新時代あまみ 医療・福祉 中

サイトのリニューアルに取り組む坂元さん。使いやすさのほか、動画機能など新たな魅力が加わる

最も重要なセキュリティー対策

 2017年10月、坂元さんはNPO法人を立ち上げた。「特定非営利活動法人よこいと奄美」。70人余りの会員のほか、事業所(法人)契約しているところもあり、坂元さんが開発した情報交換サイトには奄美大島介護事業所協議会、介護支援専門員(ケアマネ)、訪問部会、短期入所部会などがグループで登録している。

 サイトについて坂元さんは「医療機関に勤務していた当時、そこのホームページ作成に取り組んだ経験がある。作成に必要なデジタル技術などの知識は独学。もともとこうした分野に興味があった。過去の経験や、サイボウズ(グループウェア)を実際に利用してきたことが現在のサイト開発に生きている」と話す。

 NPOの目的・事業をみてみよう。特定非営利活動として▽保健、医療または福祉の増進▽情報化社会の発展―を図る活動などを挙げており、事業としては福祉・介護・医療に関する「情報共有ネットワークの構築および運営」「情報化社会を構築するための普及啓発」「教育・研修」に取り組む。

 ▽情報保護

 インターネットのクラウドサービスを使ったサイトにより、身体の状態や体調などの情報を時間差なく多職種で共有できるが、最も重要なのはこうした個人情報の漏えいを防ぐセキュリティー対策だ。メールよりも漏えいリスクは低いとされているが、よこいと奄美では会員認証方式で、「ID・パスワード認証方式(会員が指定したIDおよびパスワードによる認証を受けることにより、サービスにログインすることが可能となる方式)」を採用。認証を受けた人しかサービスを利用できない仕組みだ。

 利用規約では、個人情報の取り扱いも明記。
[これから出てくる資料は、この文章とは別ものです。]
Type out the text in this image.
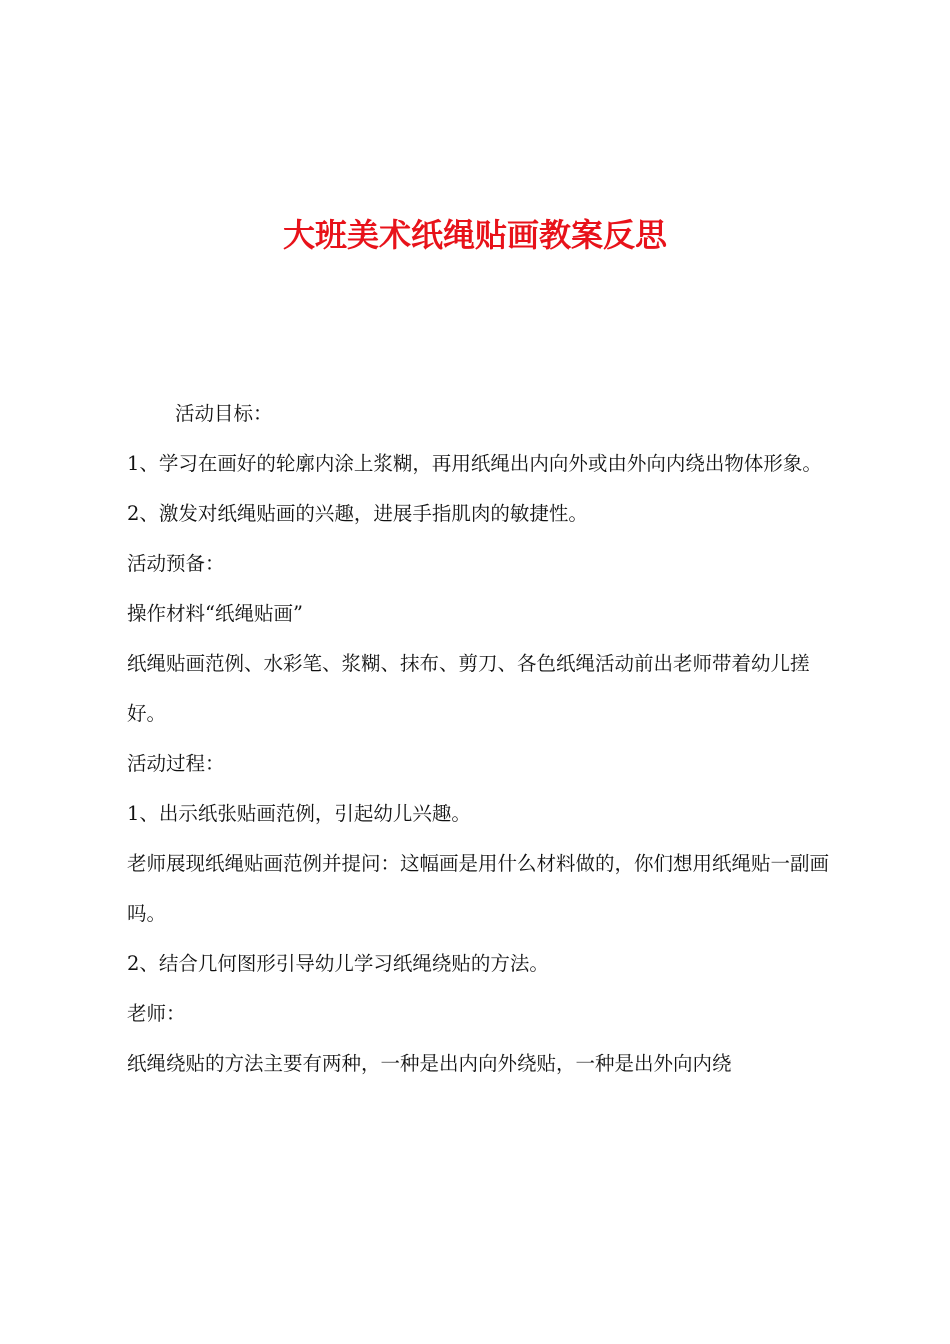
大班美术纸绳贴画教案反思

活动目标：

1、学习在画好的轮廓内涂上浆糊，再用纸绳出内向外或由外向内绕出物体形象。

2、激发对纸绳贴画的兴趣，进展手指肌肉的敏捷性。

活动预备：

操作材料“纸绳贴画”

纸绳贴画范例、水彩笔、浆糊、抹布、剪刀、各色纸绳活动前出老师带着幼儿搓好。

活动过程：

1、出示纸张贴画范例，引起幼儿兴趣。

老师展现纸绳贴画范例并提问：这幅画是用什么材料做的，你们想用纸绳贴一副画吗。

2、结合几何图形引导幼儿学习纸绳绕贴的方法。

老师：

纸绳绕贴的方法主要有两种，一种是出内向外绕贴，一种是出外向内绕
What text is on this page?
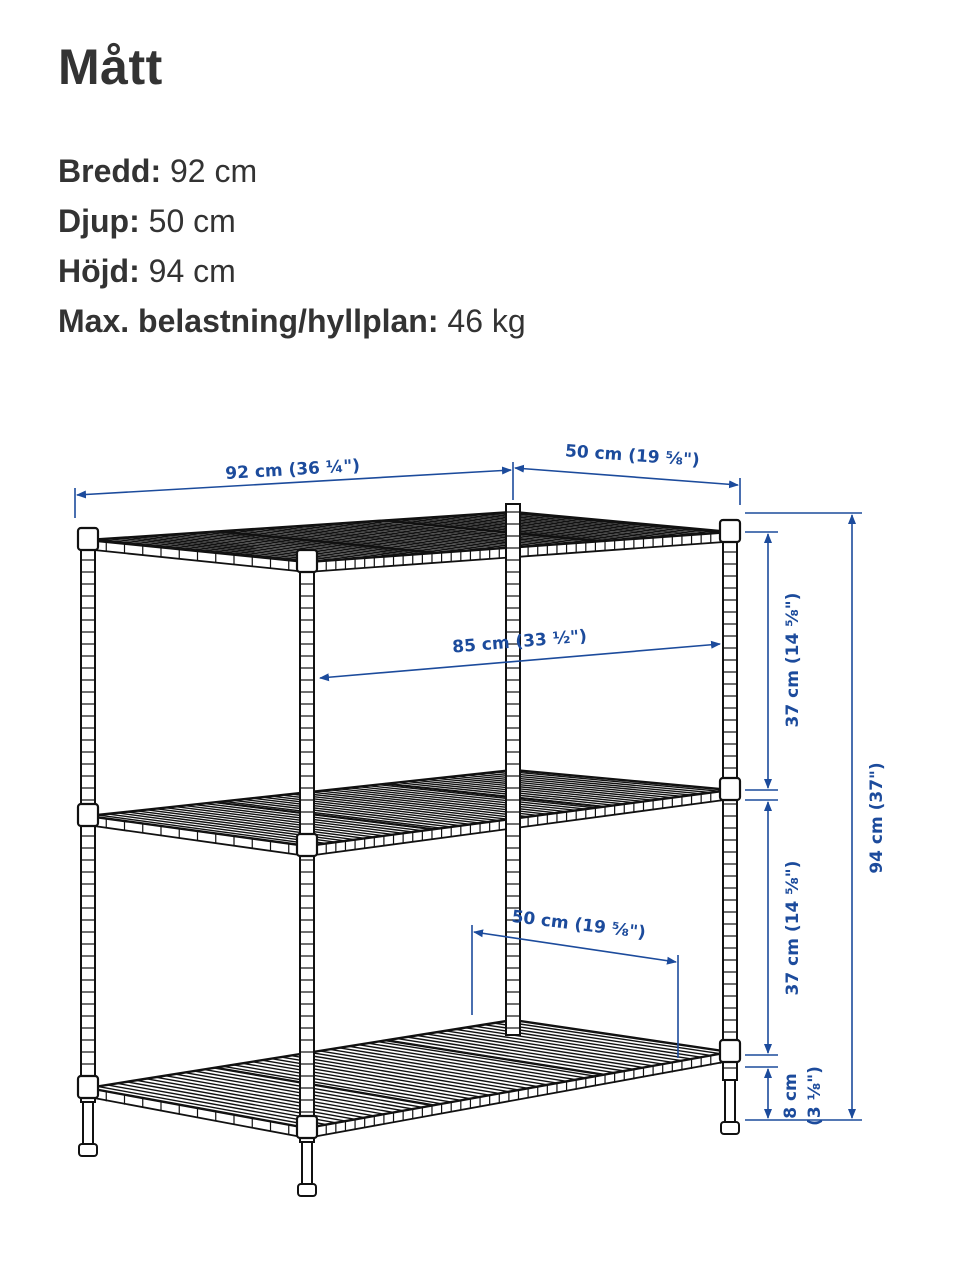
Mått
Bredd: 92 cm
Djup: 50 cm
Höjd: 94 cm
Max. belastning/hyllplan: 46 kg
92 cm (36 ¼")	50 cm (19 ⅝")
85 cm (33 ½")
50 cm (19 ⅝")
37 cm (14 ⅝")
37 cm (14 ⅝")
94 cm (37")
8 cm (3 ⅛")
サービス提供により知り得た個人情報について、「当社は、ホームページ上に記載するプライバシーポリシー(個人情報保護方針)にのっとり、適正に取り扱う」。個人情報の管理・利用目的・第三者への開示・情報の禁止・安全対策をプライバシーポリシーで打ち出しており、個人情報保護の仕組みを構築し、個人情報保護を推進する姿勢をアピールしている。

 在宅医療・介護・福祉を利用する本人や家族が、自らに関係する情報が多職種間で共有されることに同意するのは、その情報が「他に(共有者以外)漏れることがない」という信頼が前提。それだけにサイトの運営で、情報保護の徹底・強化の実現が、今後の利用促進を図る上でも〝生命線〟となりそう。

 ▽幅広い利用へ

 「勤務する医療機関や介護事業所といった一つの枠の中で在宅ケアやサービスに取り組むよりも、複数の専門職がチームとなり連携して対応し他の専門職と交流することで刺激が得られる。それにより自らの技能や知識が向上する機会となる」。坂元さんは語る。

 在宅での医療・介護・福祉を展開するにあたりチームを形成する専門職。主治医、看護師、ケアマネ、ヘルパー、理学療法士や作業療法士といったリハビリ、福祉用具業者、薬剤師も加わる。まさに多職種が連携し対応するだけに、情報の共有は適切なケアやサービスに欠かせない手段と言える。そのためのツールが、坂元さんが開発した情報交換サイトだ。

 一般会員は無料、団体(事業所等)は有料にしている。サイト内では、まさに専門職それぞれをよこ糸でつなぐような関連するイベント情報や告知、関係機関・事業所などの電話番号、それに求人情報といった内容も掲載されている。運営するNPOでは、今月、新年と歩調を合わせるかのようにサイトのリニューアルに取り組む。

 その際、幅広い利用に向けては「使いやすさ」を追求する。「普段からパソコンやスマートフォンを使いこなしている人だけでなく、こうした機器が不慣れな人でも使えるサイトにしていきたい」。それは操作のしやすさ、簡素化だけではない。サイボウズの利用と異なり、奄美で開発されたサイトの強みは直接、使い方を説明できる点だろう。

 「サイトのリニューアル後には事業所などを回り、電子機器は苦手というヘルパーのみなさん等にも直接会い、使い方を実際に見せて、さまざまな質問・疑問にも丁寧に答えていきたい」。坂元さんは意欲的だ。

 リニューアルにあたっては動画機能も備える。NPOの理事の一人であり、現在、サイトに成年後見制度について投稿(書き込み)している勝村克彦さん=NPO法人あまみ成年後見センター理事長=は、「動画機能が加わったら、専門職を対象にした研修会や勉強会の模様を動画で記録し、その内容をサイトにアップできる。事業所の場合、こうした研修会や勉強会に参加するのは代表者やリーダーだけに、参加できなかった人もサイトを視聴することで新たな知識が得られるようになる。現場の意欲が高まるのではないか」と語り、期待感を示した。